USA let down by Shanghai Expo pavilion, says LA Times

USA - A journalist for the Los Angeles Times has described the US pavilion at the ongoing World Expo 2010 in Shanghai as one of the letdowns of the show, missing an open goal to promote the United States in China.

Chinese authorities believe more than 70 million people will attend the Chinese exhibition, which offers countries a chance to present themselves to the rest of the world, an opportunity that LA Times reporter Fred A. Bernstein points out carries with it “political, cultural and economic consequences far into the future”.

“Given the high stakes, nearly 200 nations turned out for the Expo. The hits include Britain's pavilion, which celebrates biodiversity with a gorgeous building housing thousands of seeds, and Switzerland's, with its exhilarating chairlift ride through an artificial Alp,” he writes.

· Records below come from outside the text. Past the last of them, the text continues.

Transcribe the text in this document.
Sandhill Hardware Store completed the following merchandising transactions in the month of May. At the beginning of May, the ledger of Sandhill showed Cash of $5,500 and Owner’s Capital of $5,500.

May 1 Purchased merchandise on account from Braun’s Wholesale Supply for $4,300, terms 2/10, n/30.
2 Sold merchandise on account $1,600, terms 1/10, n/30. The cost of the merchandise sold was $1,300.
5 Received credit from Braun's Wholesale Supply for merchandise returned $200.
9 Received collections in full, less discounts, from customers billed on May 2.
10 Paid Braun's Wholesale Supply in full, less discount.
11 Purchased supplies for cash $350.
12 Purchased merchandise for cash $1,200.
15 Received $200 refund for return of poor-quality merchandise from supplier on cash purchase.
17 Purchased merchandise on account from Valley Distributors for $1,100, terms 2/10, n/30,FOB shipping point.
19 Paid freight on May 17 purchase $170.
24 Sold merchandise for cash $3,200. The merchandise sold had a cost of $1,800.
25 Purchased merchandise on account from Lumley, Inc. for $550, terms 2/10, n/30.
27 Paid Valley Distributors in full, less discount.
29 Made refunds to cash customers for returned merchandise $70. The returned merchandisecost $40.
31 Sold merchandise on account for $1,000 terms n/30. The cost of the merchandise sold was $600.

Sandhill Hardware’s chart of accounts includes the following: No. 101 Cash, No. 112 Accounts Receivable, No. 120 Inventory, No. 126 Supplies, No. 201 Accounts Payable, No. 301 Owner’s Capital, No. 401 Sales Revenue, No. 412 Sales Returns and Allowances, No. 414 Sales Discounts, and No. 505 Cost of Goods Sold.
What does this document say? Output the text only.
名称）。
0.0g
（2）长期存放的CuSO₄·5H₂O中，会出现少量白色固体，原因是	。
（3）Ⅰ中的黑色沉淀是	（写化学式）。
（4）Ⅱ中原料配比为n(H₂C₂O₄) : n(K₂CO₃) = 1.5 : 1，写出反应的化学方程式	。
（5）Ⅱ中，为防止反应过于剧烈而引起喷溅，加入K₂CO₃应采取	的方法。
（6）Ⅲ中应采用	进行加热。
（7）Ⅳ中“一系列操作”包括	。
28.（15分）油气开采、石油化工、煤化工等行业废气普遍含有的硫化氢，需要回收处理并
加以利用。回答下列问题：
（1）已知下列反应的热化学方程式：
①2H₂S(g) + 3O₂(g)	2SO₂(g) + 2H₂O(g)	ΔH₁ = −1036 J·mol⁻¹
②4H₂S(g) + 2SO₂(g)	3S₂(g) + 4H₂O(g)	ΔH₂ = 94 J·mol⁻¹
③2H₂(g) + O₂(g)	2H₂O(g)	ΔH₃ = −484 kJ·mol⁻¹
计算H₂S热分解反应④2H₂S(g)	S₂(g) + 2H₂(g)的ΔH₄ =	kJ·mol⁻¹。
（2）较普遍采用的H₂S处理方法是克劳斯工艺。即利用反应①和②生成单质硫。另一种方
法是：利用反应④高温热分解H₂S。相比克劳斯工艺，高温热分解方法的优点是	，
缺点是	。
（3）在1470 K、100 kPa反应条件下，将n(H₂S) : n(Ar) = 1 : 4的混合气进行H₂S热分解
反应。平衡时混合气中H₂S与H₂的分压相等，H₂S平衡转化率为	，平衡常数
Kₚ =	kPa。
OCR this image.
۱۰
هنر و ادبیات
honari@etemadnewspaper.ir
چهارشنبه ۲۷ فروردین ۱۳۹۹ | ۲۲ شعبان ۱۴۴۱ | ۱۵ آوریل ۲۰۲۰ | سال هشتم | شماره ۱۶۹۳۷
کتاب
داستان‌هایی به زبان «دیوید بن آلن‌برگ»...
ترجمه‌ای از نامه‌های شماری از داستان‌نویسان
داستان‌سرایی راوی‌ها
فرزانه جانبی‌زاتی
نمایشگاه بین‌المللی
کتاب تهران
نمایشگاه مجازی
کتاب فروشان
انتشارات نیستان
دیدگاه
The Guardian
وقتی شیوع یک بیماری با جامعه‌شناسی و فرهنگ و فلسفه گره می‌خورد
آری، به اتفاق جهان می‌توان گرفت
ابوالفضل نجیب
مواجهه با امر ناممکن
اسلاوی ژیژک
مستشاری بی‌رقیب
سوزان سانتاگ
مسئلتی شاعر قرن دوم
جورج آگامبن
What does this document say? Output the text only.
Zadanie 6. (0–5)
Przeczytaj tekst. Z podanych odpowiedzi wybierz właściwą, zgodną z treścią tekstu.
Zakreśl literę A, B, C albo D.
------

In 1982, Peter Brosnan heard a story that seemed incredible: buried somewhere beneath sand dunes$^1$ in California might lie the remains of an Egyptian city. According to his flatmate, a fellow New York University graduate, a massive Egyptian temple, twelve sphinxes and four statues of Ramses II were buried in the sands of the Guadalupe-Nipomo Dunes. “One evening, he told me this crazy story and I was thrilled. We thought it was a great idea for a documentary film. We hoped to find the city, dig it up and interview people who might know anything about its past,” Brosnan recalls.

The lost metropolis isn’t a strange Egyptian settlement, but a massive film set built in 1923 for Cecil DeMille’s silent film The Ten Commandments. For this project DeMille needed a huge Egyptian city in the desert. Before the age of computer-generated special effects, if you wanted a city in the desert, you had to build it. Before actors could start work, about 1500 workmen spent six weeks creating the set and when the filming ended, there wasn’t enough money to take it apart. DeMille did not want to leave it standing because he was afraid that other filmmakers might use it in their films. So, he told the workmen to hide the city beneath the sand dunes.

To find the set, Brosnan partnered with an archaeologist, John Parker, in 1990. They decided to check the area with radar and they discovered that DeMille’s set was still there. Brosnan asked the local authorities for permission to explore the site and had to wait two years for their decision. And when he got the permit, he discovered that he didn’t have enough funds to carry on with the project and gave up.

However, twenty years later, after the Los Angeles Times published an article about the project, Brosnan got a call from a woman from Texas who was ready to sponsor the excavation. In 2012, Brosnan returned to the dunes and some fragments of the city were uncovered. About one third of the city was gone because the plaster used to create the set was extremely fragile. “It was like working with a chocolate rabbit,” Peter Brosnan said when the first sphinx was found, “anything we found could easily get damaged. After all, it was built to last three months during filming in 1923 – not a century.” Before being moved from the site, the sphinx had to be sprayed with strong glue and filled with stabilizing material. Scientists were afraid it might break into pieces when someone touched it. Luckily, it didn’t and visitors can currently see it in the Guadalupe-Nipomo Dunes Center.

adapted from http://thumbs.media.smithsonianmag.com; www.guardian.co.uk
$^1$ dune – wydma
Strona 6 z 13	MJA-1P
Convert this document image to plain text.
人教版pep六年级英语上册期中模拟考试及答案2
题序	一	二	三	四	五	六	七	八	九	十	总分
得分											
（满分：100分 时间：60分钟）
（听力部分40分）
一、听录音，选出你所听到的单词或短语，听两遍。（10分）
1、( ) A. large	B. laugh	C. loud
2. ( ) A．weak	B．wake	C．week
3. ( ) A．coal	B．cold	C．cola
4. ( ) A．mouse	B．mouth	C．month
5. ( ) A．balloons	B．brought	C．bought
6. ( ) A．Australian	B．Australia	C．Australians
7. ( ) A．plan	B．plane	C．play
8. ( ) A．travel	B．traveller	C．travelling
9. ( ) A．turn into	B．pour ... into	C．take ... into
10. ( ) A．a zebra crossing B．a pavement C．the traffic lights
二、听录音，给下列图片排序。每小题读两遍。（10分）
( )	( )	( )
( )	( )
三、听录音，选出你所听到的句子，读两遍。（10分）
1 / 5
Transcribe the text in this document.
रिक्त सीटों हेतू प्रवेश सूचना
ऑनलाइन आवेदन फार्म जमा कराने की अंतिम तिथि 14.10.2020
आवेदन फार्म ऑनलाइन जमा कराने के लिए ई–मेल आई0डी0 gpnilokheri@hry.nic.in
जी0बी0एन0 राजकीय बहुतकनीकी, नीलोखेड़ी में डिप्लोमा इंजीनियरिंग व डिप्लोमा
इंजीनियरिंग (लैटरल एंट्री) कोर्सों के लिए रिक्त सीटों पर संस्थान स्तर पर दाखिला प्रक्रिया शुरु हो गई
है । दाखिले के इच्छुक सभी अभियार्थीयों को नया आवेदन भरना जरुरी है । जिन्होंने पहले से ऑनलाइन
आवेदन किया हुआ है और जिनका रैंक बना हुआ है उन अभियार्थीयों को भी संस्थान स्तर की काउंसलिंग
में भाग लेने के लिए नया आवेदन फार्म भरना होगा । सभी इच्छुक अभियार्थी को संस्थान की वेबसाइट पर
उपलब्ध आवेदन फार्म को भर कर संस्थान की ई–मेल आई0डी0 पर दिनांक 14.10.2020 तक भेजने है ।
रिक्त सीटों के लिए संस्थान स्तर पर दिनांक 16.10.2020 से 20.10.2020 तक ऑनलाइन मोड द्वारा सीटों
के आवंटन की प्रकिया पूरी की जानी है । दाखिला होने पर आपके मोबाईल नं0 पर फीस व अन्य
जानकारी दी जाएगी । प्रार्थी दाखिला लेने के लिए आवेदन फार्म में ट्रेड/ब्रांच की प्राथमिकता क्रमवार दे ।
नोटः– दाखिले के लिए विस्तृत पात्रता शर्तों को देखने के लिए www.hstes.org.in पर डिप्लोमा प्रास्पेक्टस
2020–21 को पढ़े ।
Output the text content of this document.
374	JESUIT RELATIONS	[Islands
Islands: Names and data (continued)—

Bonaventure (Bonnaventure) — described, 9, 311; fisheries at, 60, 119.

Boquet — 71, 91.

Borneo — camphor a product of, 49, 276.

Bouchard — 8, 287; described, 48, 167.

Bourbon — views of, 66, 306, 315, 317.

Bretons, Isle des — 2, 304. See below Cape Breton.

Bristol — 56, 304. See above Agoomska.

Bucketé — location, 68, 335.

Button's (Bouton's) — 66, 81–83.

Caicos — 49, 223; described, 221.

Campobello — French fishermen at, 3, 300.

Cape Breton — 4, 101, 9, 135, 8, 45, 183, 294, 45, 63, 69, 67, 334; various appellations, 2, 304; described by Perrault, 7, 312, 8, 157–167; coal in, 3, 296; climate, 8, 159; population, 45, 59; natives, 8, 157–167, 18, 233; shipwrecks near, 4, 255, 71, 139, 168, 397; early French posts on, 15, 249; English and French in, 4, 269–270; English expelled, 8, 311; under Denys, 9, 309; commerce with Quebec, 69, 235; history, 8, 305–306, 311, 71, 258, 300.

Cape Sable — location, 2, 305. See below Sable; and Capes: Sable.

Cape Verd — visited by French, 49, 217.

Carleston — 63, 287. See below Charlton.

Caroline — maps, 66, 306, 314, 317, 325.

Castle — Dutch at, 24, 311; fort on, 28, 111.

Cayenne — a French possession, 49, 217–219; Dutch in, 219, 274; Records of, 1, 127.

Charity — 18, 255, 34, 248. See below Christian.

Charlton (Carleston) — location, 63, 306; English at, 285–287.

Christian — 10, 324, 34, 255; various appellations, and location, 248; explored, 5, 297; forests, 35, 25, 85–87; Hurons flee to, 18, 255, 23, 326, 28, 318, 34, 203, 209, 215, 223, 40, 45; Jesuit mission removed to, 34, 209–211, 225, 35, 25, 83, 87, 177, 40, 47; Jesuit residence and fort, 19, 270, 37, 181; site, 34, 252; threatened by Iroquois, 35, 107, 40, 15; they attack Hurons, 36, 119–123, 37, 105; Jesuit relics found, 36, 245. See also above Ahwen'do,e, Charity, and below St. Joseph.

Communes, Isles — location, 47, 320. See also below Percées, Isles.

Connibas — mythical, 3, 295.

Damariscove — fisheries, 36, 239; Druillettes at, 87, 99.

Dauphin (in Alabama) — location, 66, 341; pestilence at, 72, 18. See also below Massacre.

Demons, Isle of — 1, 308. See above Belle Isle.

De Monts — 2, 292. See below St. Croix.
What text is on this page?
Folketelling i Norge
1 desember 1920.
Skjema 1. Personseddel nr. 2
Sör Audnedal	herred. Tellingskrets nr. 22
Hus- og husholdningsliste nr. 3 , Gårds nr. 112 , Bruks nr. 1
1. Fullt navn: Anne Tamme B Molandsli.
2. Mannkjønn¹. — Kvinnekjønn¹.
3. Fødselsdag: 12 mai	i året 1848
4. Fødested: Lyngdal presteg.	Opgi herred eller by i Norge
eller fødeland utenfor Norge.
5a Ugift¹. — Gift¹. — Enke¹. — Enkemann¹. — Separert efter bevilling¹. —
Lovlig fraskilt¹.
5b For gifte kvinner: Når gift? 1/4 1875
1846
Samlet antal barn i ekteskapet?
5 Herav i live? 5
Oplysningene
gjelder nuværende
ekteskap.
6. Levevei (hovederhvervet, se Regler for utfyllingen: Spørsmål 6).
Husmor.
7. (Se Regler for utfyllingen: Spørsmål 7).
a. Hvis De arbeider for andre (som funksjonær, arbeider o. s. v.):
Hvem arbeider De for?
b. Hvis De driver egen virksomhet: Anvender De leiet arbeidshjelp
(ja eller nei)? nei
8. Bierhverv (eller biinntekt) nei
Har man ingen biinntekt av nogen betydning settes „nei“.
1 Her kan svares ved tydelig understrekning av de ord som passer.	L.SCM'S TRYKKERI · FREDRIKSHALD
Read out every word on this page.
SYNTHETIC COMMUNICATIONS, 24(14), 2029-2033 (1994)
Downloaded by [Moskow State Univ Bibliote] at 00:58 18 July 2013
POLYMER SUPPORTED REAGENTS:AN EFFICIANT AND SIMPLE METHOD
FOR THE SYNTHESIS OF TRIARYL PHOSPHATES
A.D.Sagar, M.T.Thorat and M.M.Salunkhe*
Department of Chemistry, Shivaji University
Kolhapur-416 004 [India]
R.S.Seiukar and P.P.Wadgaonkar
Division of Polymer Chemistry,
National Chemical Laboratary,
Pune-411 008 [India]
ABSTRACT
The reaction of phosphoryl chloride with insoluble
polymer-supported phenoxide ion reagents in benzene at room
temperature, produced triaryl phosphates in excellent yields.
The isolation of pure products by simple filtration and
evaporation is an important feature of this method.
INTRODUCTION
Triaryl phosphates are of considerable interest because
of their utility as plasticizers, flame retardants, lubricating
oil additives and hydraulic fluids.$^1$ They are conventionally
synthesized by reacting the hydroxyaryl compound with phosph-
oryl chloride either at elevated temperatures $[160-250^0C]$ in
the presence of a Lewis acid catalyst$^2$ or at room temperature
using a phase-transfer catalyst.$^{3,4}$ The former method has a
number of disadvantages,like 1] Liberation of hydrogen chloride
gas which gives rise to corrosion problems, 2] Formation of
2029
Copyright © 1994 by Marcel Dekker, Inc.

“But the US pavilion, which is neither, might as well have been across the Huangpu River in the Expo's corporate section...indeed, the pavilion, with its bland tribute to ‘community’, says little about what makes America, and Americans, special.”

Titled the Seed Cathedral, the UK pavilion (pictured) is constructed from 60,000 7.5 metre long  aluminium rods suspended in a timber frame, sitting on a landscaped area designed to look like a creased piece of paper.

The pavilion, created by Heatherwick Studio, scooped the UK's Royal Institute of British Architects’ (RIBA) Lubetkin Prize at the end of June for being “the most outstanding work of international architecture by an RIBA member”.